The United argued that the Dodika was aware of the investigation prior to the notice of claim, as various pieces of correspondence had been exchanged by the parties. United further argued that the notice of claim should be considered in light of that knowledge.
The judge rejected that argument, stating that the SPA required United to provide reasonable detail of the claim and it could not rely upon Dodika’s existing knowledge. The judge stated that as a minimum “a compliant notice would identify the particular warranty that was alleged to have been breached;… at least in general terms the notice would explain why it has been breached, with at least some sort of particularisation of the facts upon which such an allegation was based, and would give at least some sort of indication of what loss had been suffered as a result of the breach of warranty”.
It seems obvious to say that a notice of claim should be drafted having first reviewed the notice clause and understanding the requirements of the same. Notice clauses are contractual requirements and the failure to observe the same can rarely be dismissed as a technicality that can be brushed aside. The law in relation to contractual interpretation and the well-known line of authorities including Arnold v Britton  UKSC 36 will be applied when determining the meaning of the term. If the notice of claim does not comply with the clause then a claim stands liable to be struck out.
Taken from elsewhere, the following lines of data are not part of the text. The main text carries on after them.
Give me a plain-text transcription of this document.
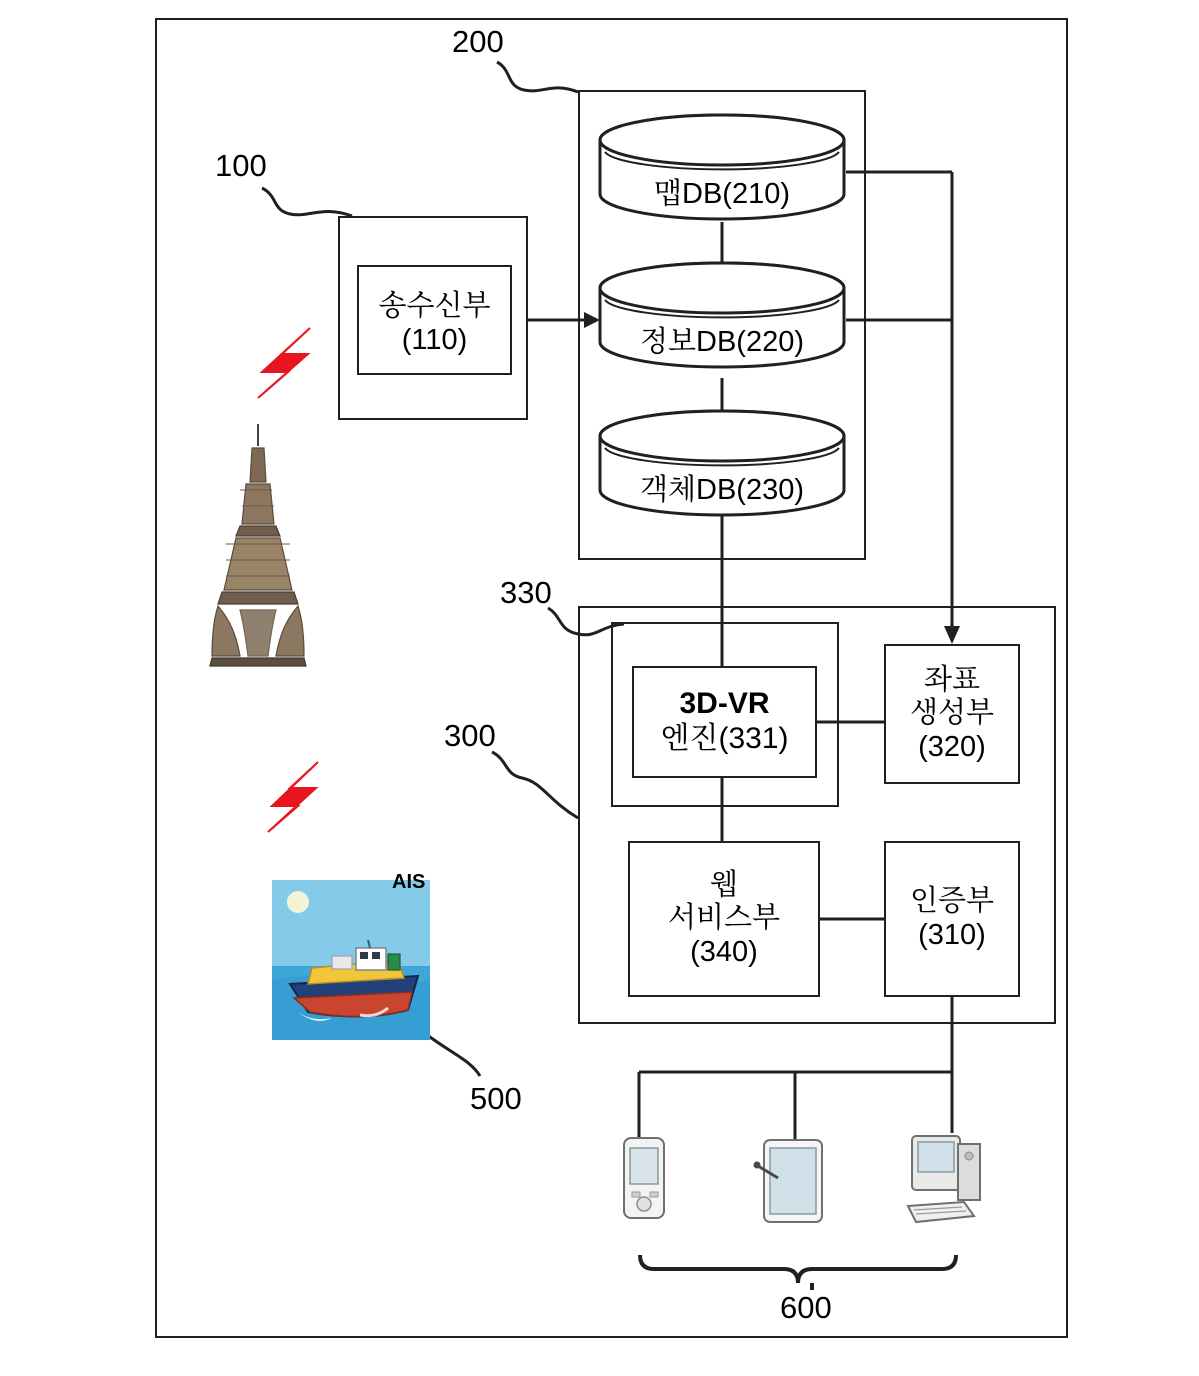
200
100
330
300
500
600
송수신부
(110)
맵DB(210)
정보DB(220)
객체DB(230)
3D-VR
엔진(331)
좌표
생성부
(320)
웹
서비스부
(340)
인증부
(310)
AIS
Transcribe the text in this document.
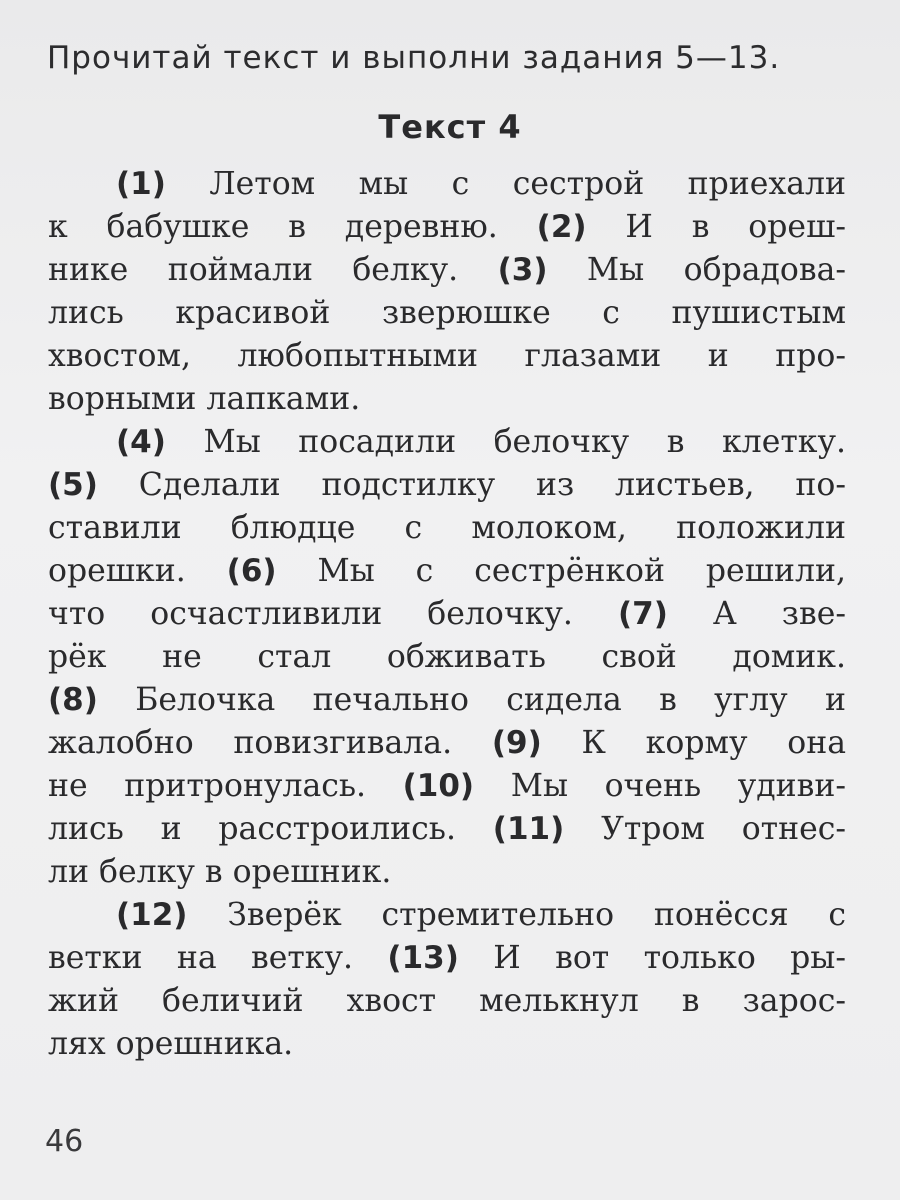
Прочитай текст и выполни задания 5—13.
Текст 4
(1) Летом мы с сестрой приехали
к бабушке в деревню. (2) И в ореш-
нике поймали белку. (3) Мы обрадова-
лись красивой зверюшке с пушистым
хвостом, любопытными глазами и про-
ворными лапками.
(4) Мы посадили белочку в клетку.
(5) Сделали подстилку из листьев, по-
ставили блюдце с молоком, положили
орешки. (6) Мы с сестрёнкой решили,
что осчастливили белочку. (7) А зве-
рёк не стал обживать свой домик.
(8) Белочка печально сидела в углу и
жалобно повизгивала. (9) К корму она
не притронулась. (10) Мы очень удиви-
лись и расстроились. (11) Утром отнес-
ли белку в орешник.
(12) Зверёк стремительно понёсся с
ветки на ветку. (13) И вот только ры-
жий беличий хвост мелькнул в зарос-
лях орешника.
46
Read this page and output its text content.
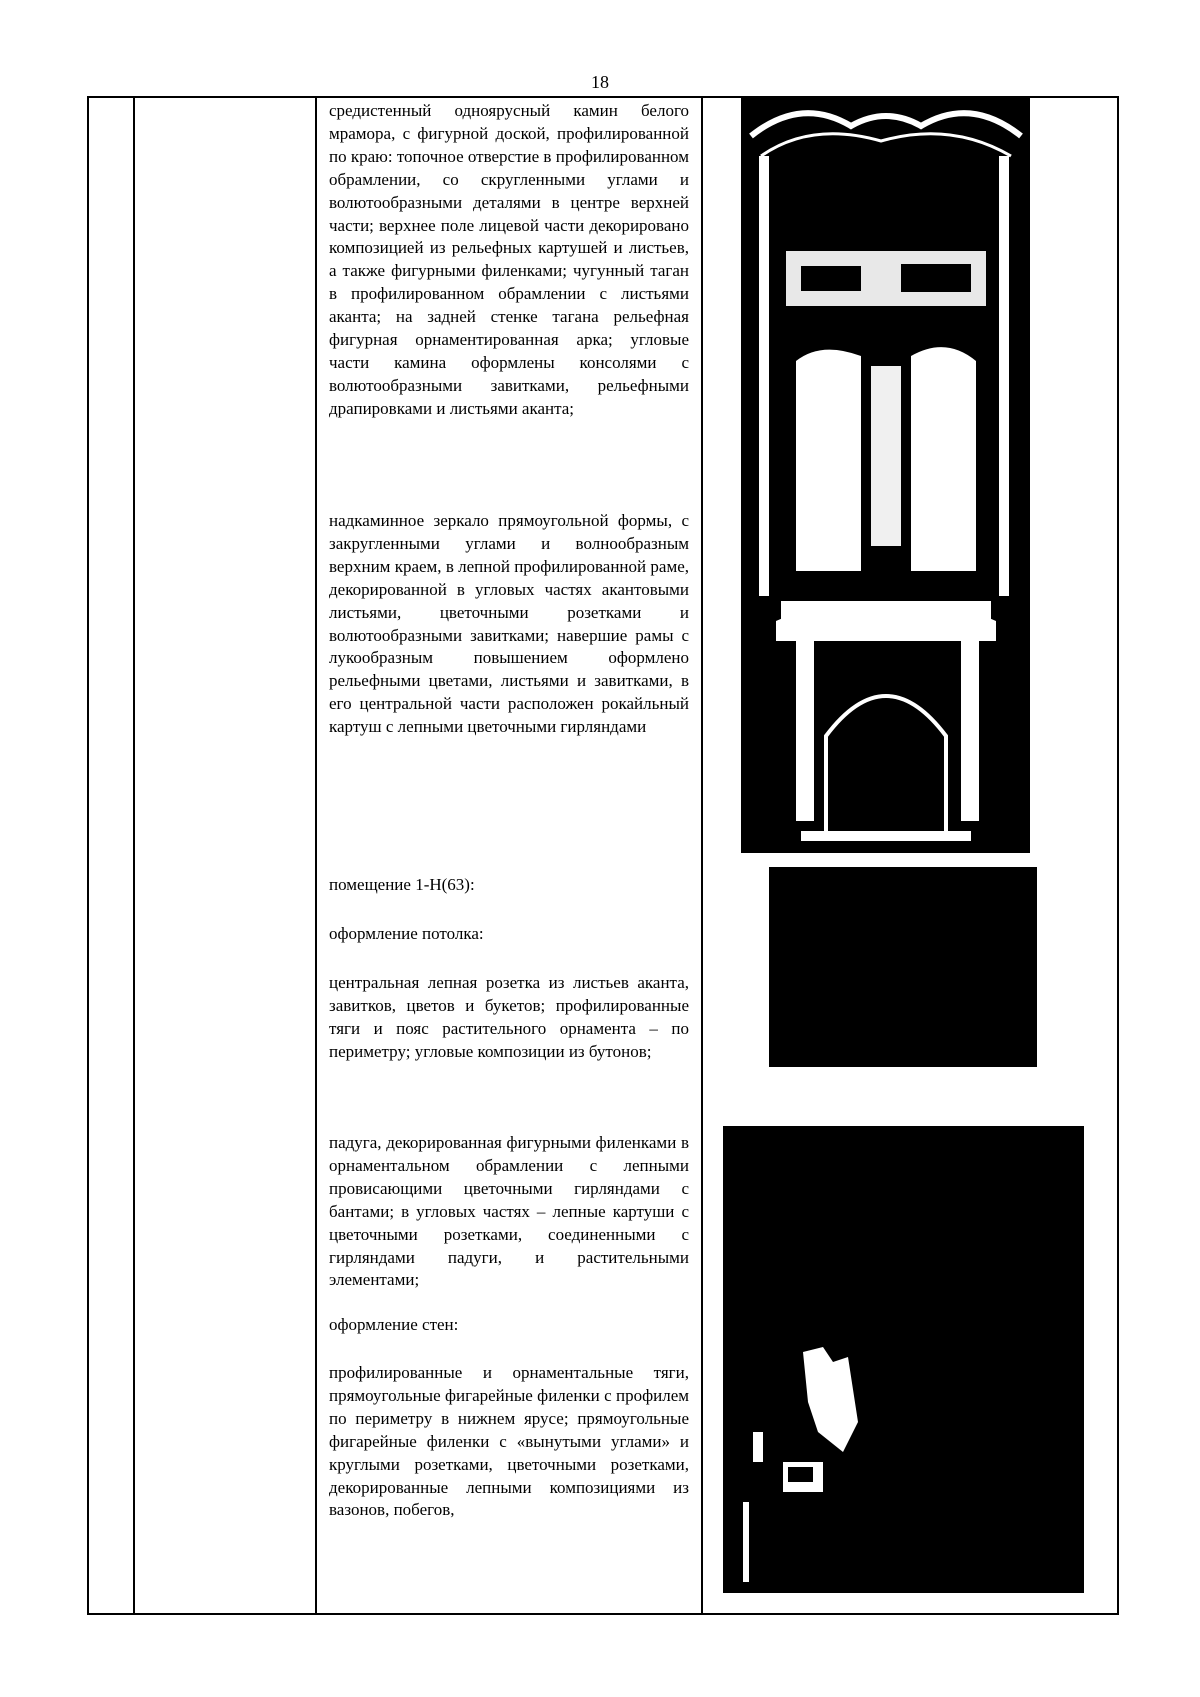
18
средистенный одноярусный камин белого мрамора, с фигурной доской, профилированной по краю: топочное отверстие в профилированном обрамлении, со скругленными углами и волютообразными деталями в центре верхней части; верхнее поле лицевой части декорировано композицией из рельефных картушей и листьев, а также фигурными филенками; чугунный таган в профилированном обрамлении с листьями аканта; на задней стенке тагана рельефная фигурная орнаментированная арка; угловые части камина оформлены консолями с волютообразными завитками, рельефными драпировками и листьями аканта;
надкаминное зеркало прямоугольной формы, с закругленными углами и волнообразным верхним краем, в лепной профилированной раме, декорированной в угловых частях акантовыми листьями, цветочными розетками и волютообразными завитками; навершие рамы с лукообразным повышением оформлено рельефными цветами, листьями и завитками, в его центральной части расположен рокайльный картуш с лепными цветочными гирляндами
помещение 1-Н(63):
оформление потолка:
центральная лепная розетка из листьев аканта, завитков, цветов и букетов; профилированные тяги и пояс растительного орнамента – по периметру; угловые композиции из бутонов;
падуга, декорированная фигурными филенками в орнаментальном обрамлении с лепными провисающими цветочными гирляндами с бантами; в угловых частях – лепные картуши с цветочными розетками, соединенными с гирляндами падуги, и растительными элементами;
оформление стен:
профилированные и орнаментальные тяги, прямоугольные фигарейные филенки с профилем по периметру в нижнем ярусе; прямоугольные фигарейные филенки с «вынутыми углами» и круглыми розетками, цветочными розетками, декорированные лепными композициями из вазонов, побегов,
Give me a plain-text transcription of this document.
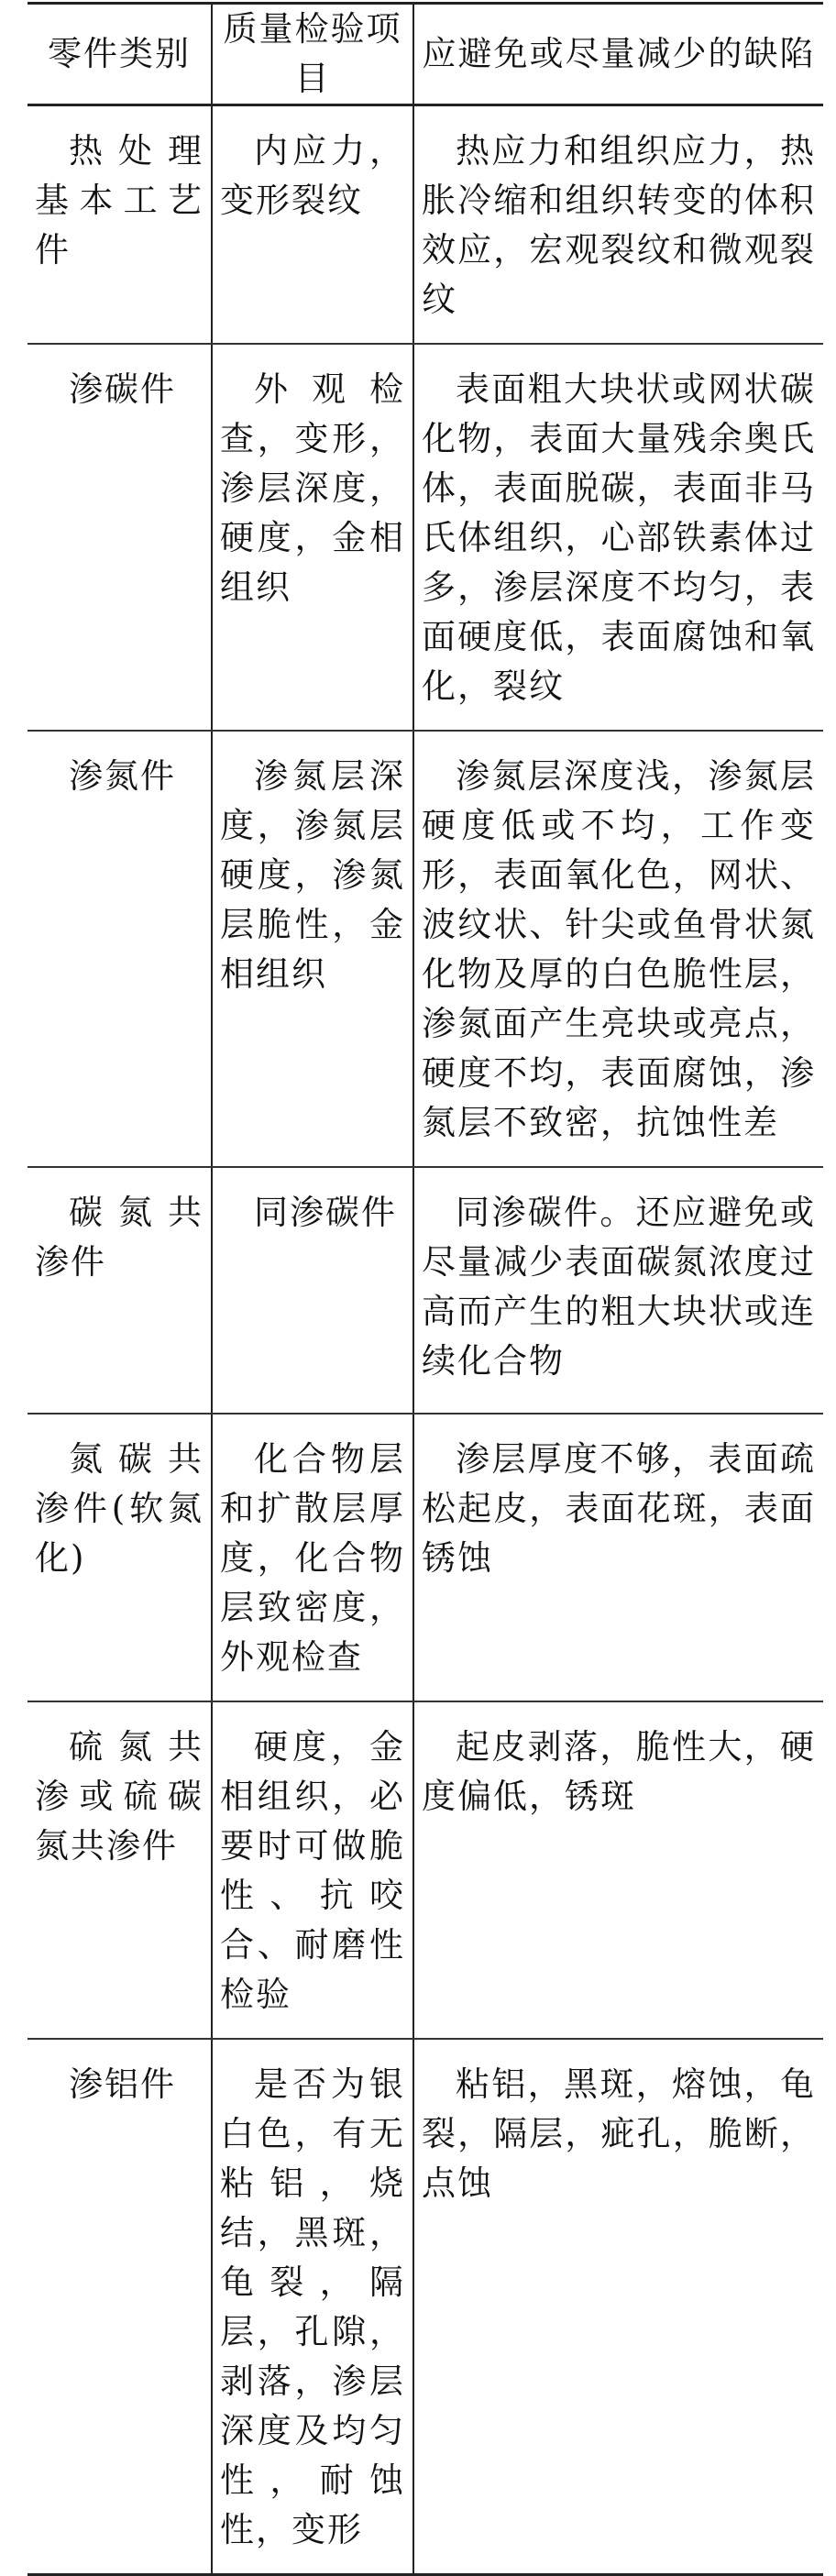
零件类别	质量检验项目	应避免或尽量减少的缺陷
热处理基本工艺件	内应力，变形裂纹	热应力和组织应力，热胀冷缩和组织转变的体积效应，宏观裂纹和微观裂纹
渗碳件	外观检查，变形，渗层深度，硬度，金相组织	表面粗大块状或网状碳化物，表面大量残余奥氏体，表面脱碳，表面非马氏体组织，心部铁素体过多，渗层深度不均匀，表面硬度低，表面腐蚀和氧化，裂纹
渗氮件	渗氮层深度，渗氮层硬度，渗氮层脆性，金相组织	渗氮层深度浅，渗氮层硬度低或不均，工作变形，表面氧化色，网状、波纹状、针尖或鱼骨状氮化物及厚的白色脆性层，渗氮面产生亮块或亮点，硬度不均，表面腐蚀，渗氮层不致密，抗蚀性差
碳氮共渗件	同渗碳件	同渗碳件。还应避免或尽量减少表面碳氮浓度过高而产生的粗大块状或连续化合物
氮碳共渗件(软氮化)	化合物层和扩散层厚度，化合物层致密度，外观检查	渗层厚度不够，表面疏松起皮，表面花斑，表面锈蚀
硫氮共渗或硫碳氮共渗件	硬度，金相组织，必要时可做脆性、抗咬合、耐磨性检验	起皮剥落，脆性大，硬度偏低，锈斑
渗铝件	是否为银白色，有无粘铝，烧结，黑斑，龟裂，隔层，孔隙，剥落，渗层深度及均匀性，耐蚀性，变形	粘铝，黑斑，熔蚀，龟裂，隔层，疵孔，脆断，点蚀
A clause requiring reasonable detail of the claim, as above, should give the recipient enough information to consider the merits of the claim and to take any necessary steps so as to properly respond to the claim, and notify any other relevant parties.
If there has been previous correspondence between the parties then that should be properly referenced, and possibly appended to the notice rather than a simple reference made.
Equally if you are responding to a notice of claim check the notice clause before delving further into the correspondence.